Шведский уполномоченный, который их вез, был схвачен толпой и едва не убит. Чтобы спастись, он сослался на Федора Емельянова: этот зажиточный купец, доверенное лицо Москвы, выполнял функции регионального полпреда в торговых и иных деловых связях Руси с заграницей. У него хранились не только служебная переписка, но и некоторые товары, принадлежавшие госказне. Емельянову поручили докупить у населения недостающую часть зерна для расчета со шведами. С ним сотрудничали представители местной власти, среди которых был и Ордин-Нащокин. В доме Емельянова, которого посчитали виновником «воровства», обнаружили относящийся к делу документ — записку, которая оканчивалась словами: «А сего бы нашего указа никто у вас не ведал». Бунтовщики решили, что речь идет о предательском сговоре купца со шведами; ему вместе с Ординым-Нащокиным, вовремя предупрежденным верными людьми, удалось скрыться, избежав неминуемой расправы. Несчастного шведа подвергли в центре города, на глазах у всех, допросу с пристрастием, добиваясь признания в сговоре с «ворами» из местного начальства.

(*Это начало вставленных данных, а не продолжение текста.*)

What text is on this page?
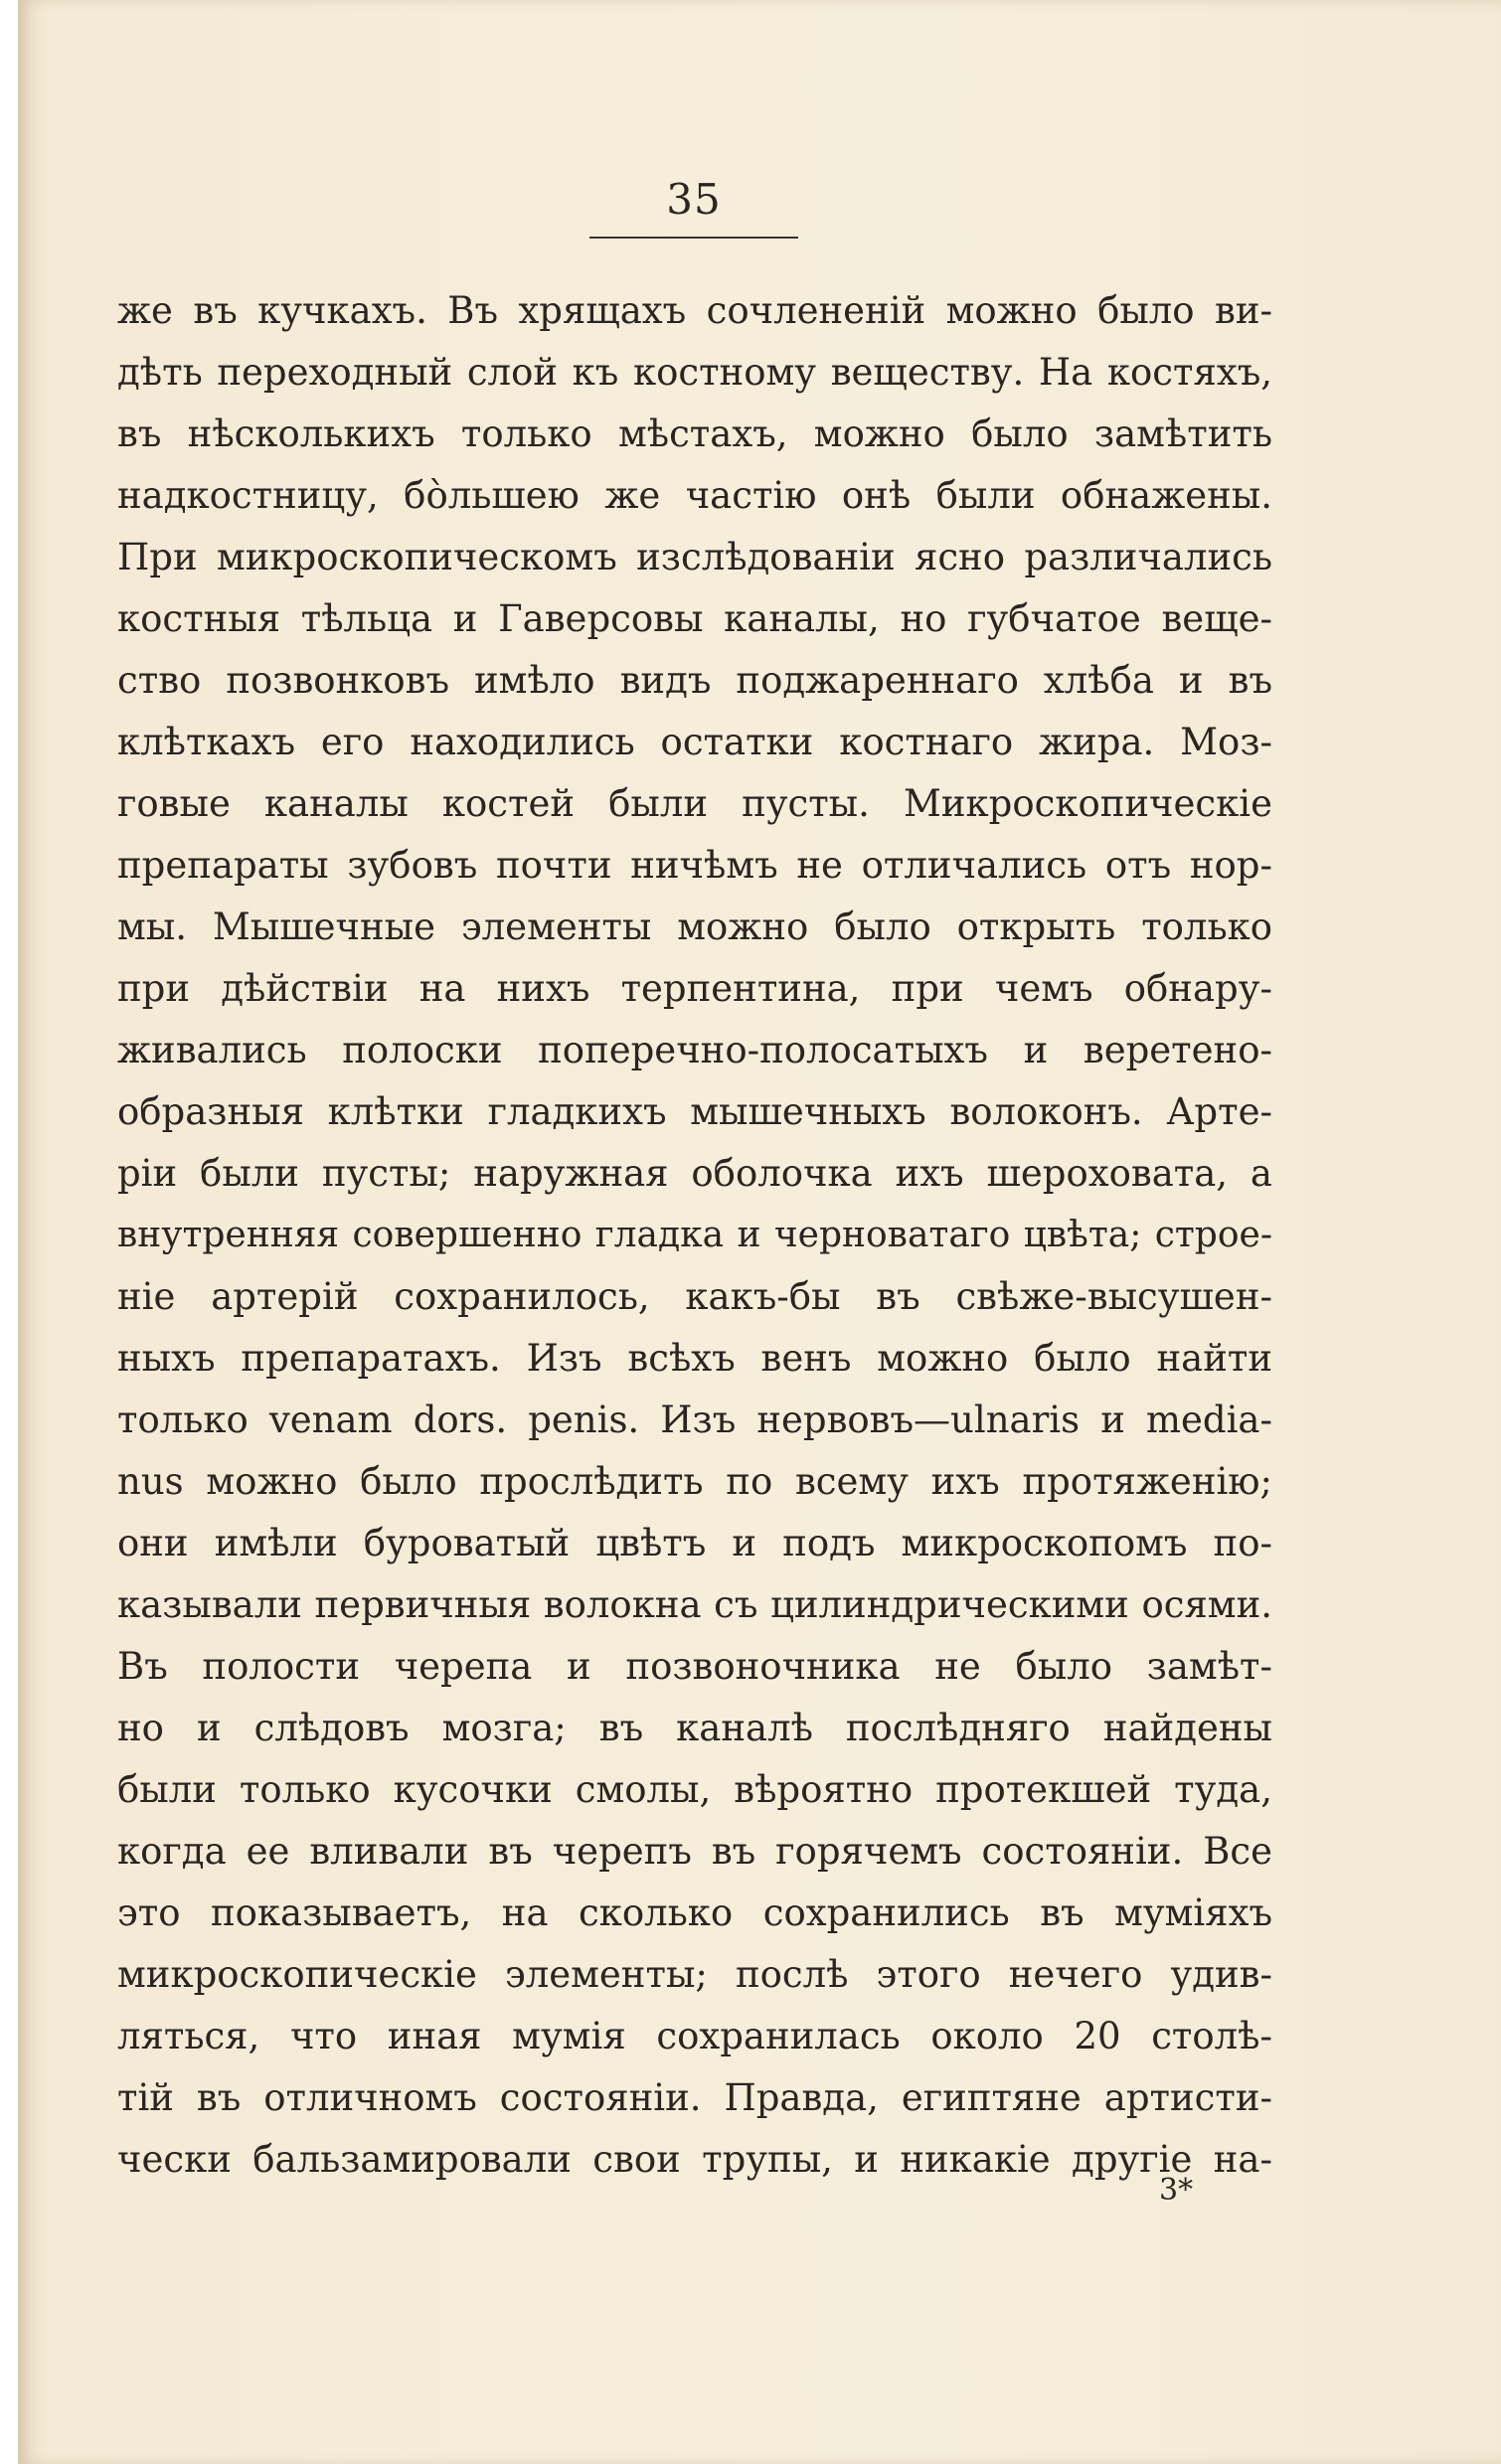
35
же въ кучкахъ. Въ хрящахъ сочлененій можно было ви-
дѣть переходный слой къ костному веществу. На костяхъ,
въ нѣсколькихъ только мѣстахъ, можно было замѣтить
надкостницу, бо̀льшею же частію онѣ были обнажены.
При микроскопическомъ изслѣдованіи ясно различались
костныя тѣльца и Гаверсовы каналы, но губчатое веще-
ство позвонковъ имѣло видъ поджареннаго хлѣба и въ
клѣткахъ его находились остатки костнаго жира. Моз-
говые каналы костей были пусты. Микроскопическіе
препараты зубовъ почти ничѣмъ не отличались отъ нор-
мы. Мышечные элементы можно было открыть только
при дѣйствіи на нихъ терпентина, при чемъ обнару-
живались полоски поперечно-полосатыхъ и веретено-
образныя клѣтки гладкихъ мышечныхъ волоконъ. Арте-
ріи были пусты; наружная оболочка ихъ шероховата, а
внутренняя совершенно гладка и черноватаго цвѣта; строе-
ніе артерій сохранилось, какъ-бы въ свѣже-высушен-
ныхъ препаратахъ. Изъ всѣхъ венъ можно было найти
только venam dors. penis. Изъ нервовъ—ulnaris и media-
nus можно было прослѣдить по всему ихъ протяженію;
они имѣли буроватый цвѣтъ и подъ микроскопомъ по-
казывали первичныя волокна съ цилиндрическими осями.
Въ полости черепа и позвоночника не было замѣт-
но и слѣдовъ мозга; въ каналѣ послѣдняго найдены
были только кусочки смолы, вѣроятно протекшей туда,
когда ее вливали въ черепъ въ горячемъ состояніи. Все
это показываетъ, на сколько сохранились въ муміяхъ
микроскопическіе элементы; послѣ этого нечего удив-
ляться, что иная мумія сохранилась около 20 столѣ-
тій въ отличномъ состояніи. Правда, египтяне артисти-
чески бальзамировали свои трупы, и никакіе другіе на-
3*
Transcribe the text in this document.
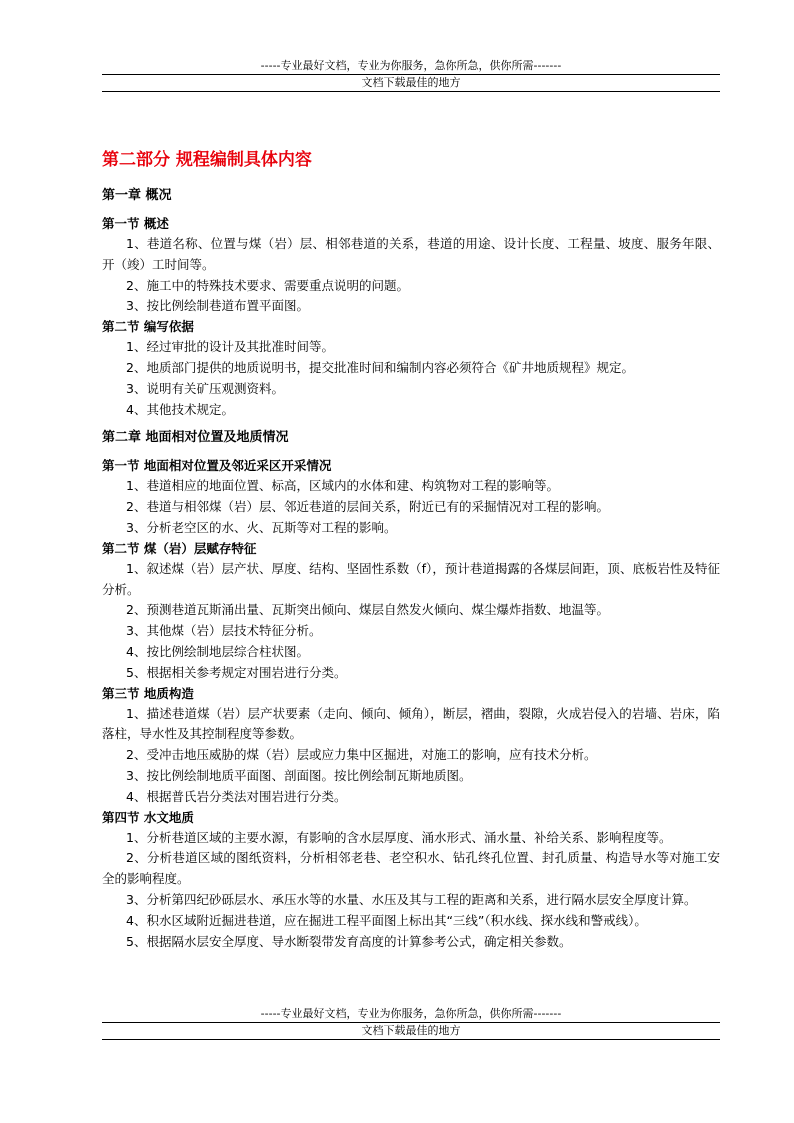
-----专业最好文档，专业为你服务，急你所急，供你所需-------
文档下载最佳的地方
第二部分 规程编制具体内容
第一章 概况
第一节 概述

1、巷道名称、位置与煤（岩）层、相邻巷道的关系，巷道的用途、设计长度、工程量、坡度、服务年限、开（竣）工时间等。

2、施工中的特殊技术要求、需要重点说明的问题。

3、按比例绘制巷道布置平面图。

第二节 编写依据

1、经过审批的设计及其批准时间等。

2、地质部门提供的地质说明书，提交批准时间和编制内容必须符合《矿井地质规程》规定。

3、说明有关矿压观测资料。

4、其他技术规定。

第二章 地面相对位置及地质情况
第一节 地面相对位置及邻近采区开采情况

1、巷道相应的地面位置、标高，区域内的水体和建、构筑物对工程的影响等。

2、巷道与相邻煤（岩）层、邻近巷道的层间关系，附近已有的采掘情况对工程的影响。

3、分析老空区的水、火、瓦斯等对工程的影响。

第二节 煤（岩）层赋存特征

1、叙述煤（岩）层产状、厚度、结构、坚固性系数（f），预计巷道揭露的各煤层间距，顶、底板岩性及特征分析。

2、预测巷道瓦斯涌出量、瓦斯突出倾向、煤层自然发火倾向、煤尘爆炸指数、地温等。

3、其他煤（岩）层技术特征分析。

4、按比例绘制地层综合柱状图。

5、根据相关参考规定对围岩进行分类。

第三节 地质构造

1、描述巷道煤（岩）层产状要素（走向、倾向、倾角），断层，褶曲，裂隙，火成岩侵入的岩墙、岩床，陷落柱，导水性及其控制程度等参数。

2、受冲击地压威胁的煤（岩）层或应力集中区掘进，对施工的影响，应有技术分析。

3、按比例绘制地质平面图、剖面图。按比例绘制瓦斯地质图。

4、根据普氏岩分类法对围岩进行分类。

第四节 水文地质

1、分析巷道区域的主要水源，有影响的含水层厚度、涌水形式、涌水量、补给关系、影响程度等。

2、分析巷道区域的图纸资料，分析相邻老巷、老空积水、钻孔终孔位置、封孔质量、构造导水等对施工安全的影响程度。

3、分析第四纪砂砾层水、承压水等的水量、水压及其与工程的距离和关系，进行隔水层安全厚度计算。

4、积水区域附近掘进巷道，应在掘进工程平面图上标出其“三线”（积水线、探水线和警戒线）。

5、根据隔水层安全厚度、导水断裂带发育高度的计算参考公式，确定相关参数。

-----专业最好文档，专业为你服务，急你所急，供你所需-------
文档下载最佳的地方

Сходным образом развивались события в Новгороде. Здесь нехватку резервов власть вынуждена была восполнять скупкой хлебных излишков у населения. Торг с крестьянами проходил под диктовку уполномоченных по заниженным ценам. У населения возникли панические настроения, поскольку принадлежавшее им зерно шло не только на пропитание, но и на прокорм скота и винокурение, то есть изготовление спирта. Призыв властных людей к населению не препятствовать заготовке зерна в целях погашения госдолга, удержаться от неумеренной скупки хлеба, чтобы не вызвать его нехватку, породил новую волну слухов, взвинчивание цен, ажиотаж на рынке. Молва об идущей к «немцам» государевой казне породила у новгородцев желание ее перехватить. Под руку подвернулся, как уже потом стало ясно, оказавшийся ни при чем датский посланник Граб. Он, остерегаясь неприятностей, решил следовать через Новгород ночью. Этот «немец» также был избит и ограблен. Бунтовщики разгромили официальные учреждения, избили нескольких чиновников и даже митрополита Никона, что для религиозного населения того времени было особенно дико. Любопытно, что в своем докладе царю Никон не коснулся причин того, что послужило поводом вымещения на нем ярости бунтовщиков. Вероятнее всего, дело заключалось в том, что митрополит, недавно назначенный в Новгород, стал разворачивать там свою кабацкую реформу.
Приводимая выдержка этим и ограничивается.